Les batailles troubles sur la souveraineté numérique remontent à l’aube d’Internet, a déclaré Milton Mueller, chef du projet de gouvernance Internet et professeur chez Georgia Tech. En 2000, note-t-il, le gouvernement français a poursuivi Yahoo pour avoir accueilli un site de vente aux enchères qui a vendu des artefacts nazis et a été accessible à l’échelle mondiale – y compris aux utilisateurs de France, où l’achat et la vente de souvenirs nazis sont criminalisés. Yahoo, qui est basé aux États-Unis, a fait valoir qu’ils et leurs utilisateurs étaient protégés par les droits du premier amendement américain. Finalement, ils sont parvenus à un accord pour simplement bloquer le contenu nazi répréhensible en France, qui est rapidement devenu la solution dominante à tout problème de contenu des médias sociaux portant des lois sur d’autres pays.
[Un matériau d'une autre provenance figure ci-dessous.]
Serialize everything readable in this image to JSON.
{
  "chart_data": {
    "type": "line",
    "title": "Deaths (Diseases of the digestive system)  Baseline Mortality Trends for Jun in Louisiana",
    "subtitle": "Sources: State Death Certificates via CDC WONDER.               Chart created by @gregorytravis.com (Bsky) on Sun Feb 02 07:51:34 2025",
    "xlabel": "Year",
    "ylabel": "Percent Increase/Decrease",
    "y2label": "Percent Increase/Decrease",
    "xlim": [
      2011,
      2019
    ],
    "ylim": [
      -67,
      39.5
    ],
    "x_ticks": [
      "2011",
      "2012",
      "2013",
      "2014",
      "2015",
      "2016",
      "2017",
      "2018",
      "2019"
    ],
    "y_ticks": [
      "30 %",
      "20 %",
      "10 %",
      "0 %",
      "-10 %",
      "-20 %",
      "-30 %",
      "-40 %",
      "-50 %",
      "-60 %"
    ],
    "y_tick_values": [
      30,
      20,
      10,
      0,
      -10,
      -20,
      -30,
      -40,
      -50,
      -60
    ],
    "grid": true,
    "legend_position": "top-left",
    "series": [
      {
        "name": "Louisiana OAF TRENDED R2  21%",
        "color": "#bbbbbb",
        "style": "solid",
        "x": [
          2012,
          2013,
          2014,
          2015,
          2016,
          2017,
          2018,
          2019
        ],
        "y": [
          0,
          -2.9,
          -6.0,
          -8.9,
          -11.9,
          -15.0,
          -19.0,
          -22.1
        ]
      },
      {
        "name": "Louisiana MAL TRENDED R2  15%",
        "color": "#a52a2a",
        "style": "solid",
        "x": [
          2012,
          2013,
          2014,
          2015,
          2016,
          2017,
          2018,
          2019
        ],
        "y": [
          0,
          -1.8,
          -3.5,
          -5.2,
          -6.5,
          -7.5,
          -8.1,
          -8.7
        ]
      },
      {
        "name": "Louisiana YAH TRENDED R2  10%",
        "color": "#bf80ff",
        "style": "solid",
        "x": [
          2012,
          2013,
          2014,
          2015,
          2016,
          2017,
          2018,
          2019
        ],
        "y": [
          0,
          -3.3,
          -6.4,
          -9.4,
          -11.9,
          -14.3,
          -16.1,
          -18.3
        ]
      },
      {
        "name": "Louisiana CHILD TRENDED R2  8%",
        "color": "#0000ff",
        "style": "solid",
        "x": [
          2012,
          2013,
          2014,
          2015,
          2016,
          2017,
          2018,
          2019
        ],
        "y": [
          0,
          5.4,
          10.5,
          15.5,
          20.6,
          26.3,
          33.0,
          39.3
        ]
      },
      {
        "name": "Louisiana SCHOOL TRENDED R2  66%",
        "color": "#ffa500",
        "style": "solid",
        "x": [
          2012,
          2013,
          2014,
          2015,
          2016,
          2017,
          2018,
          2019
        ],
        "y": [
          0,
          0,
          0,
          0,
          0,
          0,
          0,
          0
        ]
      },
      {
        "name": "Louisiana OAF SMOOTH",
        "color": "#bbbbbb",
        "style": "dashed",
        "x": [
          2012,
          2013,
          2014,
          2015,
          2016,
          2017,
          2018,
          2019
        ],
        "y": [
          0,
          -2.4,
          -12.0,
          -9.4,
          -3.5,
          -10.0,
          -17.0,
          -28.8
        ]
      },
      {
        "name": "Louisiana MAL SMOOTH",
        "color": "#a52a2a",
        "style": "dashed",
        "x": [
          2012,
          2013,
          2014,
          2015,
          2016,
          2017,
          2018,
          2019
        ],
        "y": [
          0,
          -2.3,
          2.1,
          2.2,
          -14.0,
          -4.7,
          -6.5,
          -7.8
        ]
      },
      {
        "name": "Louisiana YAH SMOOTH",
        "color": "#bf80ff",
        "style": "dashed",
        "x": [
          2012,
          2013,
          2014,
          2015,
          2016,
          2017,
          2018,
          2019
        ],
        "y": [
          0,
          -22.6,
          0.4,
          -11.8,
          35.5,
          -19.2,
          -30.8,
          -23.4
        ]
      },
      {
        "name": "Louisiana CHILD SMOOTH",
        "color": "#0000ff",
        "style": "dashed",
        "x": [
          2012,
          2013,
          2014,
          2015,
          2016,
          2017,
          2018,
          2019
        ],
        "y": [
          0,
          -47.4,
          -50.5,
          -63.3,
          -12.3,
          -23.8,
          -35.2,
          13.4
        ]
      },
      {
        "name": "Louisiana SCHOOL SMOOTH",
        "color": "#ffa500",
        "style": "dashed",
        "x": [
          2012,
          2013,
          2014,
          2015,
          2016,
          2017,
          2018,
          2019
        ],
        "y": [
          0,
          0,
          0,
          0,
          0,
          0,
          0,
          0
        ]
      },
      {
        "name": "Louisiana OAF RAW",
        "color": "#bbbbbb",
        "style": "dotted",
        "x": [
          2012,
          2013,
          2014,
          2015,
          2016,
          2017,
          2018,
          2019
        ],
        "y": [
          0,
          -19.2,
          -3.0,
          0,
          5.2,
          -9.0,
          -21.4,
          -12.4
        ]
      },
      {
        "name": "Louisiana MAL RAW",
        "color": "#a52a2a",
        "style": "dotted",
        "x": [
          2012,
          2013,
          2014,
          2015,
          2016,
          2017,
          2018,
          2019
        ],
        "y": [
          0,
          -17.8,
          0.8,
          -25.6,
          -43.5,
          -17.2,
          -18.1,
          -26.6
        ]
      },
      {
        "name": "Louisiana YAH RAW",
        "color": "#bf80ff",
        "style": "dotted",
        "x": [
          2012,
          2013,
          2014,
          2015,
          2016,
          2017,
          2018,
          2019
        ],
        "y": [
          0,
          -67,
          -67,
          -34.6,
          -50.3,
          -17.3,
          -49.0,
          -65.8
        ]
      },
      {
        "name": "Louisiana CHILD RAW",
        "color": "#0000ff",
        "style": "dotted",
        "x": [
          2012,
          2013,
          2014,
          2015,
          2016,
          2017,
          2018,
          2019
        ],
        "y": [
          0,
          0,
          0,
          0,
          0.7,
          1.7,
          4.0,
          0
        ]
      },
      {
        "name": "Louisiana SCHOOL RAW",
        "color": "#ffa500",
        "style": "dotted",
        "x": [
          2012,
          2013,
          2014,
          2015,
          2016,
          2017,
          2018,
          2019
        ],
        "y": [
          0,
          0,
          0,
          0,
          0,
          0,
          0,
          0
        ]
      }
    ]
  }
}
“Il s’agissait d’une sapeur de l’accessibilité mondiale de l’information, et l’une des premières étapes vers la fragmentation du contenu Internet dans les juridictions territoriales des États”, a-t-il déclaré Le verge.

En plus de chercher à éviter les amendes potentielles posées par l’OSA, Byrne veut briser cette détente. “Aucun de mes clients, dont 4chan, ne se permettra d’être député par un gouvernement étranger hostile qui veut censurer son propre peuple”, a-t-il écrit. «L’Ofcom a le pouvoir, s’il le souhaite, pour obtenir une ordonnance du tribunal et servir cette ordonnance sur les FAI basés au Royaume-Uni au DNS Block 4chan. C’est entièrement une affaire nationale britannique pour l’Ofcom et les tribunaux britanniques de décider.»

Si la poursuite – ou l’intervention de l’administration Trump – favorise 4chan et d’autres cibles de l’Ofcom, le résultat pourrait être un coup contre la DSA, l’OSA et des lois similaires.

“Je pense que ce qui le rend le plus intéressant dans ce cas”, a ajouté Mueller, “c’est que le gouvernement américain, apparemment, [would be] soutenir les droits de 4chan. »

Correction, 23 août: Une version précédente de cet article indiquait à tort que Rumble était un client précédent de Byrne. Il n’a pas représenté Rumble et ne le fait pas actuellement.